Wim Vandekeybus : L’oeuvre du temps
L’indémodable Belge Wim Vandekeybus nous offre un retour sur 20 ans de création avec Spiegel, un collage dynamique et percutant interprété par neuf danseurs de haut vol.
Après Anne Teresa De Keersmaeker et Jan Fabre, un nouveau fleuron des arts de la scène belges débarque à Montréal. Réputé pour l’énergie débridée de sa gestuelle ultra-physique et le caractère théâtral et cinématographique de ses pièces, Wim Vandekeybus est un créateur des plus prolifiques et des plus efficaces depuis qu’il a fondé sa compagnie, en 1986. Baptisée Ultima Vez, qui signifie "dernière fois" en espagnol, elle présente des oeuvres animées par la dynamique récurrente du conflit, du risque et de la catastrophe.
"J’ai été surpris de découvrir que les plus vieilles scènes qu’on a reprises étaient presque visionnaires, constate le Flamand. J’étais déjà très intéressé par la catastrophe, l’imprévisible, l’accident, et ce sont des choses encore plus contemporaines qu’elles ne l’étaient à l’époque: cette angoisse-là se vit aujourd’hui dans la société. En plus, Spiegel est une pièce sans texte, elle est pure musique et pur mouvement. Ça fait du bien à côté des oeuvres actuelles qui sont très conceptuelles et de la vague de non-danse qui parcourt l’Europe."

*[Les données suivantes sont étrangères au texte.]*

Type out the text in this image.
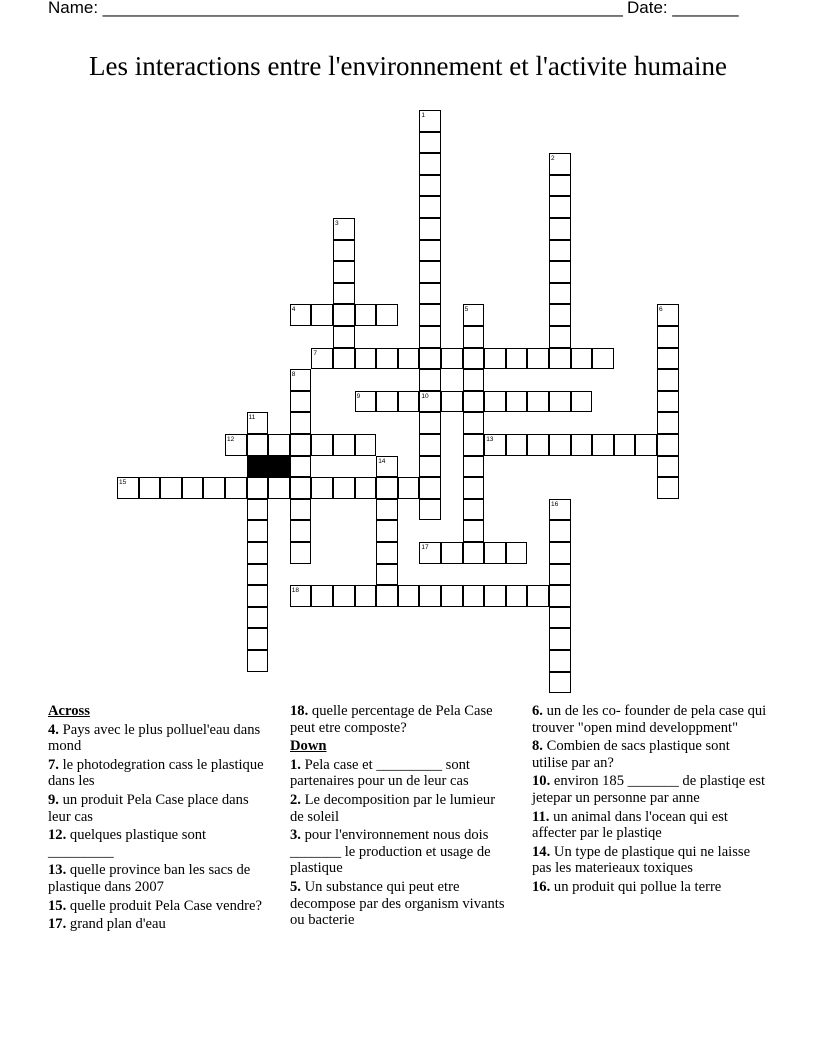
Name: _______________________________________________________ Date: _______
Les interactions entre l'environnement et l'activite humaine
1
10
2
3
4	5	6
7
8
9
11
12	13
14
15
16
17
18
Across
4. Pays avec le plus polluel'eau dans mond
7. le photodegration cass le plastique dans les
9. un produit Pela Case place dans leur cas
12. quelques plastique sont _________
13. quelle province ban les sacs de plastique dans 2007
15. quelle produit Pela Case vendre?
17. grand plan d'eau
18. quelle percentage de Pela Case peut etre composte?
Down
1. Pela case et _________ sont partenaires pour un de leur cas
2. Le decomposition par le lumieur de soleil
3. pour l'environnement nous dois _______ le production et usage de plastique
5. Un substance qui peut etre decompose par des organism vivants ou bacterie
6. un de les co- founder de pela case qui trouver "open mind developpment"
8. Combien de sacs plastique sont utilise par an?
10. environ 185 _______ de plastiqe est jetepar un personne par anne
11. un animal dans l'ocean qui est affecter par le plastiqe
14. Un type de plastique qui ne laisse pas les materieaux toxiques
16. un produit qui pollue la terre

Régulièrement soumis à des situations dangereuses, les danseurs n’ont d’autres recours que de se fier à leurs instincts pour échapper au désastre. Par exemple, dans What the Body Does Not Remember, la toute première création de Vandekeybus, ils provoquent des chutes de briques avant d’être suspendus dans les airs. Après un premier accueil étonné, la pièce avait reçu un prix Bessie. Elle a été reprise plusieurs fois au fil du temps et ses séquences les plus fortes apparaissent dans Spiegel (miroir).
"J’ai fait ce collage de manière très instinctive, en faisant mes choix mais en laissant choisir aussi les danseurs, commente le chorégraphe. Ils ont opté pour des scènes que je ne voulais pas reprendre et vice-versa." Certaines d’entre elles sont reprises telles quelles, d’autres ont été raccourcies, des mouvements de groupe sont devenus des solos, et certains extraits de différentes pièces ont été fondus en une nouvelle chorégraphie orchestrée par une nouvelle partition musicale. Pour le reste, la pièce reprend les créations originales de collaborateurs de longue date tels que Thierry De Mey, le guitariste David Byrne, Marc Ribot et le chanteur Arno.

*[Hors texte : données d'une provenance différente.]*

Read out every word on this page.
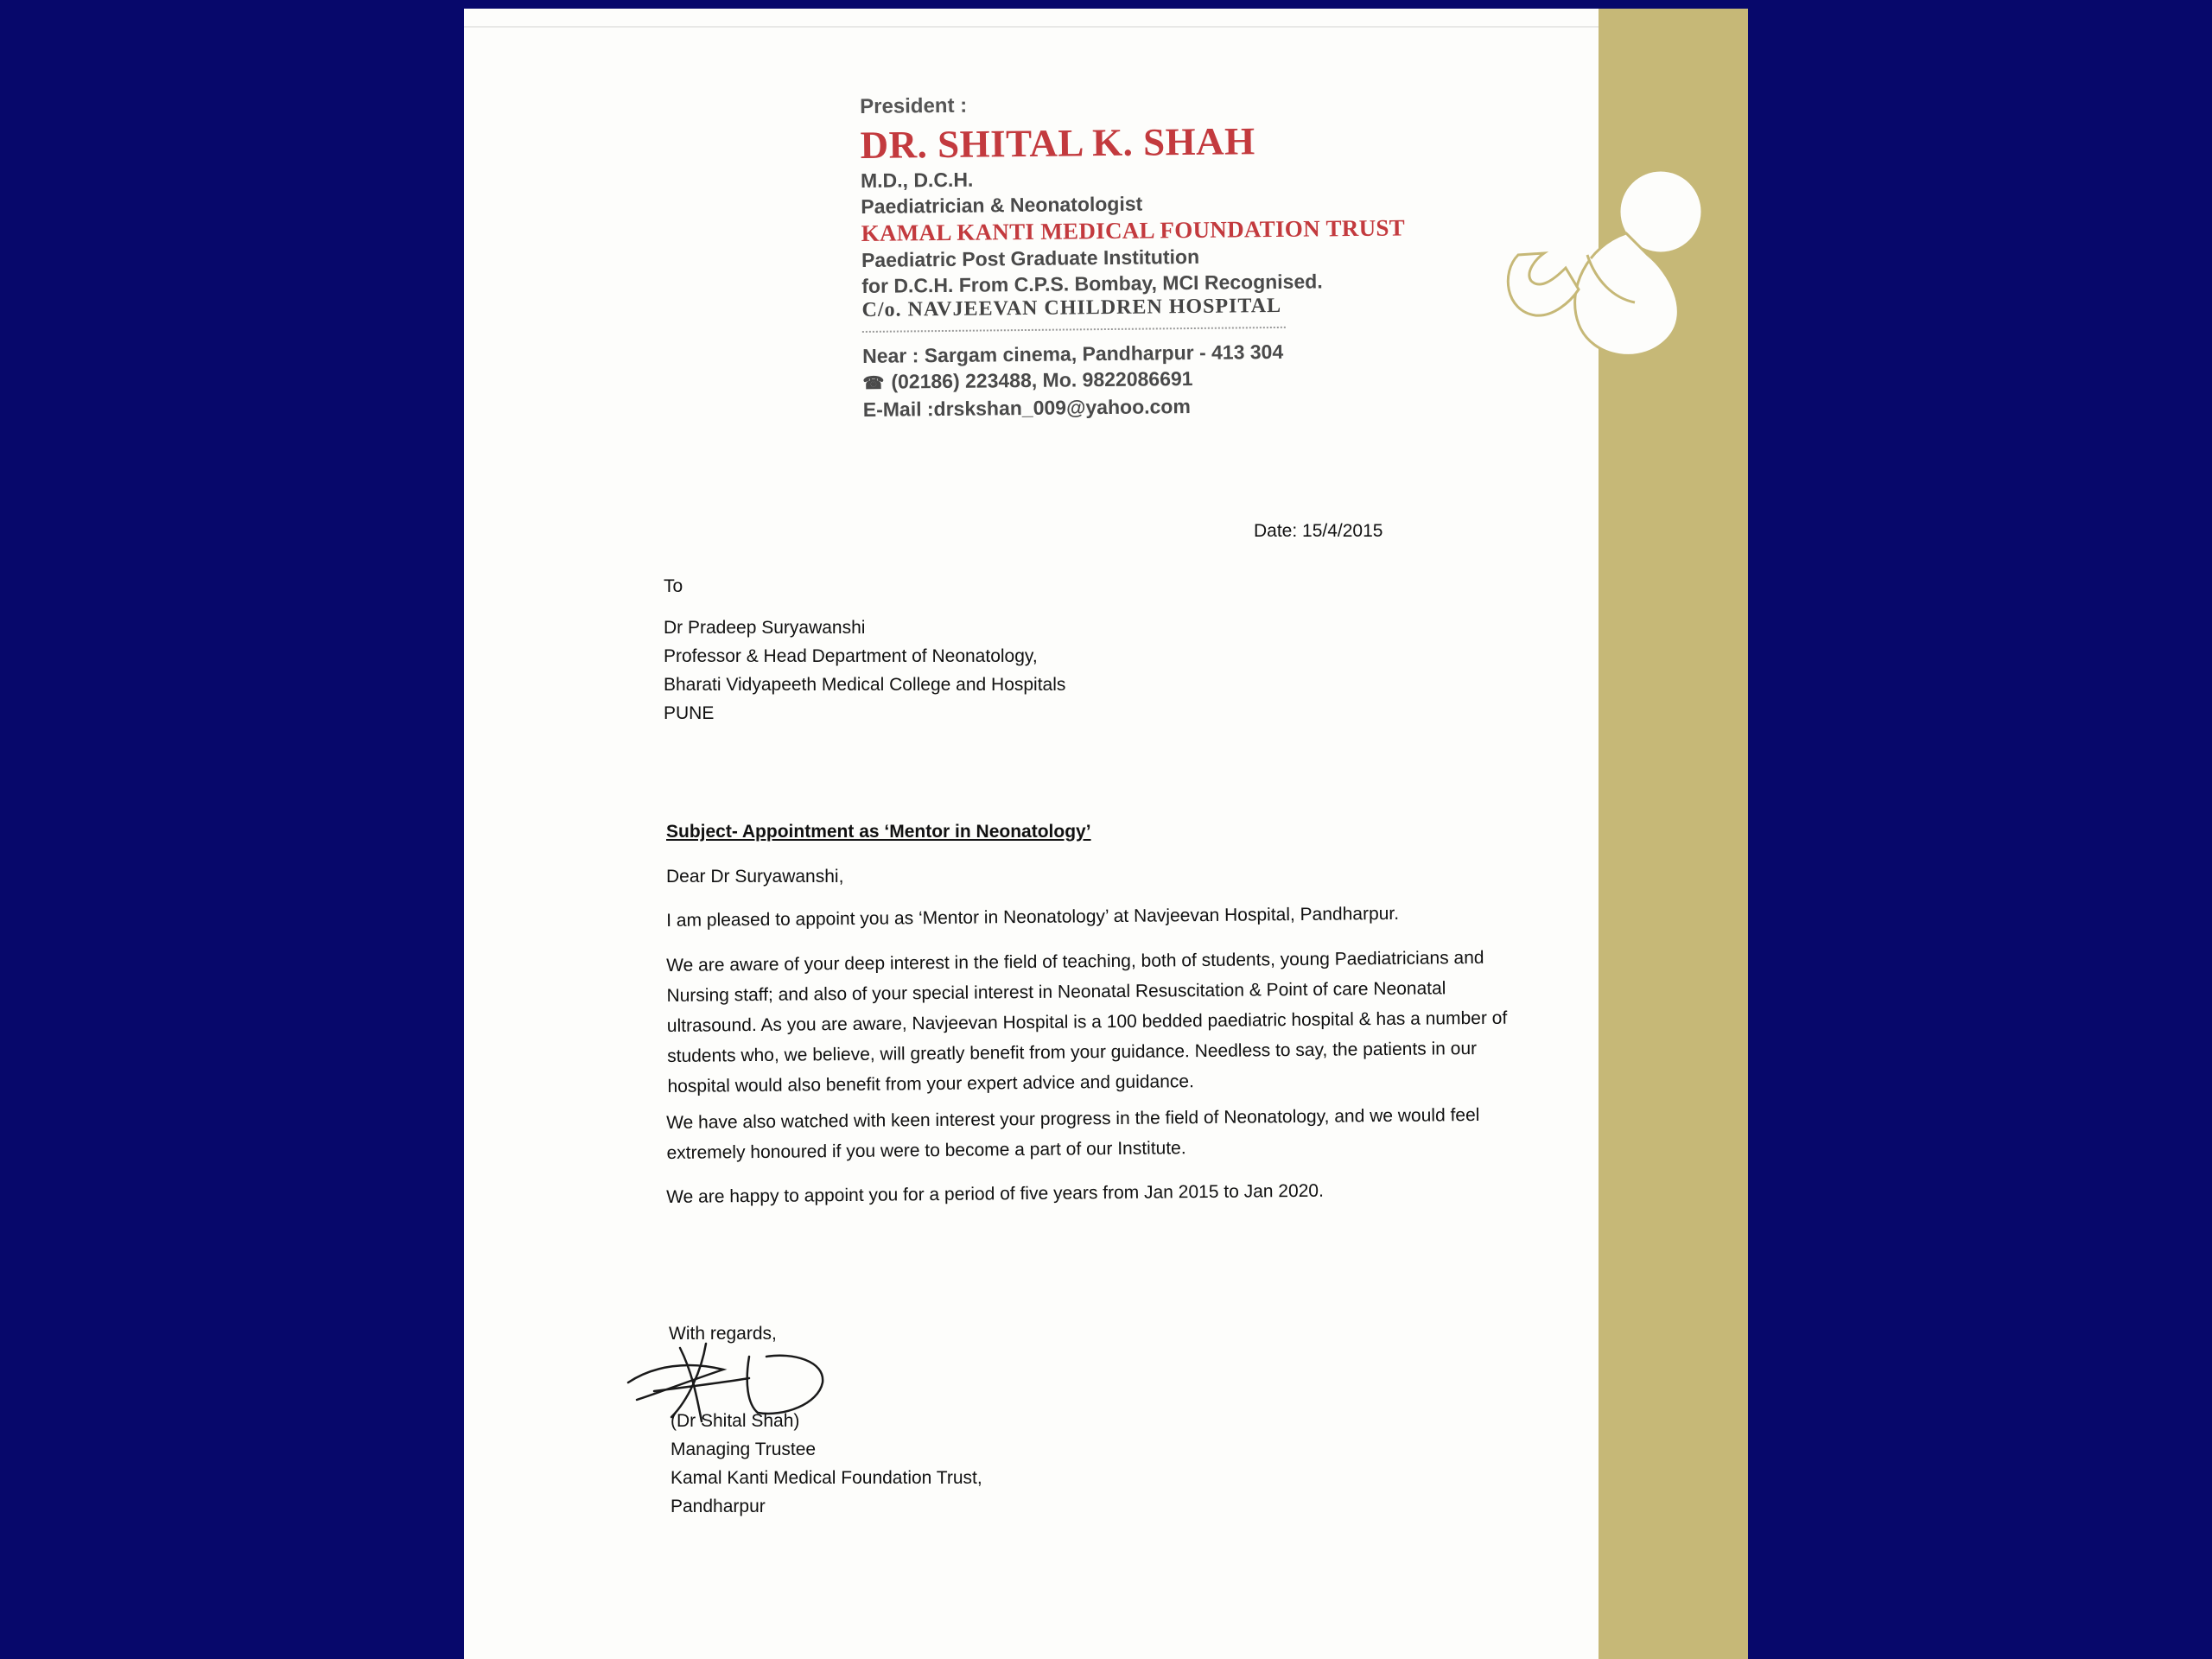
President :
DR. SHITAL K. SHAH
M.D., D.C.H.
Paediatrician & Neonatologist
KAMAL KANTI MEDICAL FOUNDATION TRUST
Paediatric Post Graduate Institution
for D.C.H. From C.P.S. Bombay, MCI Recognised.
C/o. NAVJEEVAN CHILDREN HOSPITAL
Near : Sargam cinema, Pandharpur - 413 304
☎ (02186) 223488, Mo. 9822086691
E-Mail :drskshan_009@yahoo.com
Date: 15/4/2015
To
Dr Pradeep Suryawanshi
Professor & Head Department of Neonatology,
Bharati Vidyapeeth Medical College and Hospitals
PUNE
Subject- Appointment as ‘Mentor in Neonatology’
Dear Dr Suryawanshi,
I am pleased to appoint you as ‘Mentor in Neonatology’ at Navjeevan Hospital, Pandharpur.
We are aware of your deep interest in the field of teaching, both of students, young Paediatricians and Nursing staff; and also of your special interest in Neonatal Resuscitation & Point of care Neonatal ultrasound. As you are aware, Navjeevan Hospital is a 100 bedded paediatric hospital & has a number of students who, we believe, will greatly benefit from your guidance. Needless to say, the patients in our hospital would also benefit from your expert advice and guidance.
We have also watched with keen interest your progress in the field of Neonatology, and we would feel extremely honoured if you were to become a part of our Institute.
We are happy to appoint you for a period of five years from Jan 2015 to Jan 2020.
With regards,
(Dr Shital Shah)
Managing Trustee
Kamal Kanti Medical Foundation Trust,
Pandharpur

Créée en 2006 pour les 20 ans de la compagnie, Spiegel comprend des extraits de six oeuvres seulement, parmi la vingtaine que Vandekeybus a conçues pour la scène – il en a réalisé presque autant pour le cinéma. Plus qu’un collage, il s’agit d’un hommage à l’essence du langage gestuel qu’il a peaufiné au fil du temps avec les interprètes. L’extrait le plus récent date de 2000. "On a beaucoup tourné avec les dernières pièces et ce sont des histoires dont il est difficile d’extraire des passages, justifie le créateur. Et puis, je ne voulais pas que le public revoie des oeuvres trop récentes. Comme il se renouvelle tous les 10 ans, je trouvais plus intéressant de montrer des choses qui datent de 15 ou 20 ans."

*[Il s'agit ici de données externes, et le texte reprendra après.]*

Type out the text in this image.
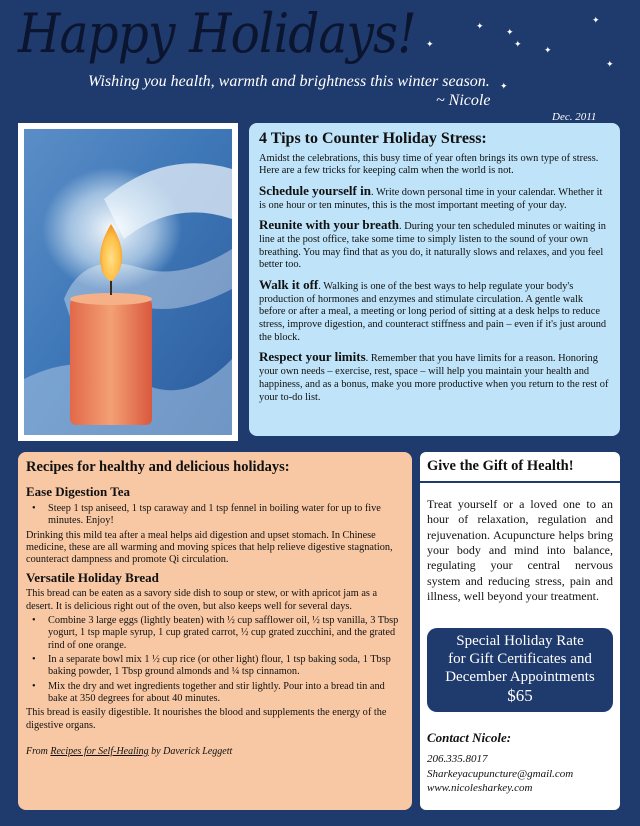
Happy Holidays!
Wishing you health, warmth and brightness this winter season.
~ Nicole
Dec. 2011
✦
✦
✦
✦
✦
✦
✦
✦
4 Tips to Counter Holiday Stress:

Amidst the celebrations, this busy time of year often brings its own type of stress. Here are a few tricks for keeping calm when the world is not.

Schedule yourself in. Write down personal time in your calendar. Whether it is one hour or ten minutes, this is the most important meeting of your day.

Reunite with your breath. During your ten scheduled minutes or waiting in line at the post office, take some time to simply listen to the sound of your own breathing. You may find that as you do, it naturally slows and relaxes, and you feel better too.

Walk it off. Walking is one of the best ways to help regulate your body's production of hormones and enzymes and stimulate circulation. A gentle walk before or after a meal, a meeting or long period of sitting at a desk helps to reduce stress, improve digestion, and counteract stiffness and pain – even if it's just around the block.

Respect your limits. Remember that you have limits for a reason. Honoring your own needs – exercise, rest, space – will help you maintain your health and happiness, and as a bonus, make you more productive when you return to the rest of your to-do list.

Recipes for healthy and delicious holidays:
Ease Digestion Tea
• Steep 1 tsp aniseed, 1 tsp caraway and 1 tsp fennel in boiling water for up to five minutes. Enjoy!

Drinking this mild tea after a meal helps aid digestion and upset stomach. In Chinese medicine, these are all warming and moving spices that help relieve digestive stagnation, counteract dampness and promote Qi circulation.

Versatile Holiday Bread

This bread can be eaten as a savory side dish to soup or stew, or with apricot jam as a desert. It is delicious right out of the oven, but also keeps well for several days.

• Combine 3 large eggs (lightly beaten) with ½ cup safflower oil, ½ tsp vanilla, 3 Tbsp yogurt, 1 tsp maple syrup, 1 cup grated carrot, ½ cup grated zucchini, and the grated rind of one orange.
• In a separate bowl mix 1 ½ cup rice (or other light) flour, 1 tsp baking soda, 1 Tbsp baking powder, 1 Tbsp ground almonds and ¼ tsp cinnamon.
• Mix the dry and wet ingredients together and stir lightly. Pour into a bread tin and bake at 350 degrees for about 40 minutes.

This bread is easily digestible. It nourishes the blood and supplements the energy of the digestive organs.

From Recipes for Self-Healing by Daverick Leggett

Give the Gift of Health!

Treat yourself or a loved one to an hour of relaxation, regulation and rejuvenation. Acupuncture helps bring your body and mind into balance, regulating your central nervous system and reducing stress, pain and illness, well beyond your treatment.

Special Holiday Rate
for Gift Certificates and
December Appointments
$65
Contact Nicole:
206.335.8017
Sharkeyacupuncture@gmail.com
www.nicolesharkey.com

À Montréal, Vandekeybus fera une apparition sur scène dans le rôle très particulier d’un cheval. Et pendant 1 h 30, neuf danseurs traverseront le temps pour nous livrer le coeur de son oeuvre. "Suivant que mes pièces sont plus théâtrales ou plus physiques, je ne choisis pas le même type de danseurs, explique celui qui mènera une audition durant son séjour à Montréal. Je cherche des personnalités et une capacité de performance supérieure à la mienne. Ensuite, je dirige comme au théâtre pour que les danseurs jouent leur mouvement en cachant leur technique; que ce ne soit pas juste une performance mais une communication. Pour Spiegel, j’ai choisi des gens très intuitifs et très résistants, qui sachent gérer leur énergie. Car c’est une pièce très physique. C’est comme courir un marathon très vif et très intense."